Hearing your own work read for the first time by actors is both exhilarating and terrifying in equal measure. It somehow makes it real, takes it out of your head and brings it to life. It’s a strange experience, after carrying the world of the play around in your head for so long. To hear it spoken by other voices throws up so many new ideas that it can be difficult to jot them all down. They tumble out.
Last week we got to do a development week on ‘Displace’ as part of the Belltable residency. It was an amazing experience, to get to develop a work-in-progress with such a great team of supportive people. Our actors were Sahar Ali, Roseanna Purcell and Niamh McGrath, with Sarah Baxter directing, Bryan Burroughs as movement director and Pamela McQueen as dramaturg. As Bryan put it, it was great getting the opportunity to work ‘just us girls’ :-).
We started by reading through the script a couple of times to get familiar with the story and characters. I don’t think I breathed for the first read. But everyone was so positive and supportive that it made it much easier than I thought it would be, and I relaxed. They gave some great feedback on the script, what parts really worked and suggestions for parts that weren’t quite there yet. I went home after the first day feeling energised and excited to start rewriting.

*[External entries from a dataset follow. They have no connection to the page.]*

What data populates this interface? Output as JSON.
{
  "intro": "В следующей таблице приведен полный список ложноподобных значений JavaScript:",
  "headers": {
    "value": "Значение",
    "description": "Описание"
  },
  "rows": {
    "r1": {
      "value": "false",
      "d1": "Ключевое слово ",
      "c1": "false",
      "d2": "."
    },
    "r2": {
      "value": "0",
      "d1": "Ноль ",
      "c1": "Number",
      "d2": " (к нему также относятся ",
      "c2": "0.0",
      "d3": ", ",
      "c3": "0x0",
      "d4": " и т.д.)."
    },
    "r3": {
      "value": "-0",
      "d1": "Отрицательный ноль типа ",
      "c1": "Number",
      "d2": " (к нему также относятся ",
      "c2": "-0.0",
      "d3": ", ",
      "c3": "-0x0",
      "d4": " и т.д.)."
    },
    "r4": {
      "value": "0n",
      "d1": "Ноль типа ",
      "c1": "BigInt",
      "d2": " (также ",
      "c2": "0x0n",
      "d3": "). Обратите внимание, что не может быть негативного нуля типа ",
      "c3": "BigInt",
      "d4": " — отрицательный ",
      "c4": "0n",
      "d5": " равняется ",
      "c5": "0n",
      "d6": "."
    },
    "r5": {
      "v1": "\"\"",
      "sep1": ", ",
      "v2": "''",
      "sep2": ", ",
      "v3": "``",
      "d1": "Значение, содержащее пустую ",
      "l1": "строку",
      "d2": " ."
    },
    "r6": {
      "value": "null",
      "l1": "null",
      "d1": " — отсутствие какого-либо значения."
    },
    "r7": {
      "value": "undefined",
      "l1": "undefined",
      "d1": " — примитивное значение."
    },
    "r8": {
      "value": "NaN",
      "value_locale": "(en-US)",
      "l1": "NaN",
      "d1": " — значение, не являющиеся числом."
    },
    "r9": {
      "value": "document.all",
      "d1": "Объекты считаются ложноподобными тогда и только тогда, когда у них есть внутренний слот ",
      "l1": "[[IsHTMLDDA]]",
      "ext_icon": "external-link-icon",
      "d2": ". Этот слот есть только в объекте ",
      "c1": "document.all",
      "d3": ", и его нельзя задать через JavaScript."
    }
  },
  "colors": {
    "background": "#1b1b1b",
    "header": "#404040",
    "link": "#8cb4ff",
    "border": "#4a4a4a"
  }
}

The movement days were Bryan were invaluable. Very often when I’m writing, I become overly reliant on words at first; they are a safe area. No playwright wants to have blank paper staring at them. But through the movement exercises you begin to see what can be spoken and created through the actors’ bodies on stage, and sometimes it can be far more affecting and powerful in the absence of words. Particularly in the two worlds of the play, where language is so different. In the Laundries for example, the women were forbidden from talking to each other. They only spoke in prayer. Yet friendships were formed secretively, a whispered, hushed form of friendship. In the direct provision centres, language can be a barrier between people from different countries and cultures, often when they are sharing rooms. It creates a whole new level of integration that has to be dealt with. The body can sometimes tell us what words cannot, and this can be particularly interesting on stage.
One of the days was spent with myself, Pamela and Sarah dissecting the second draft of the script, pulling it apart and then putting it together again, to see what structure works best to tell the story we want to tell. This was a really helpful experience as a writer, because so often we can get stuck in one way of thinking; it can become difficult to see different paths the story could take. But opening up to get new perspectives on it can lead to interesting discoveries about the characters and their individual journeys in the story.
After so many great chats, exercises and ideas, I’m scribbling away like mad to get a new draft ready for the rehearsed reading on June 20th in the Belltable. This will be a new step for me as a writer, I’ve never done a reading of a work in progress in front of an audience before so it’ll be brilliant to see what new ideas it sparks!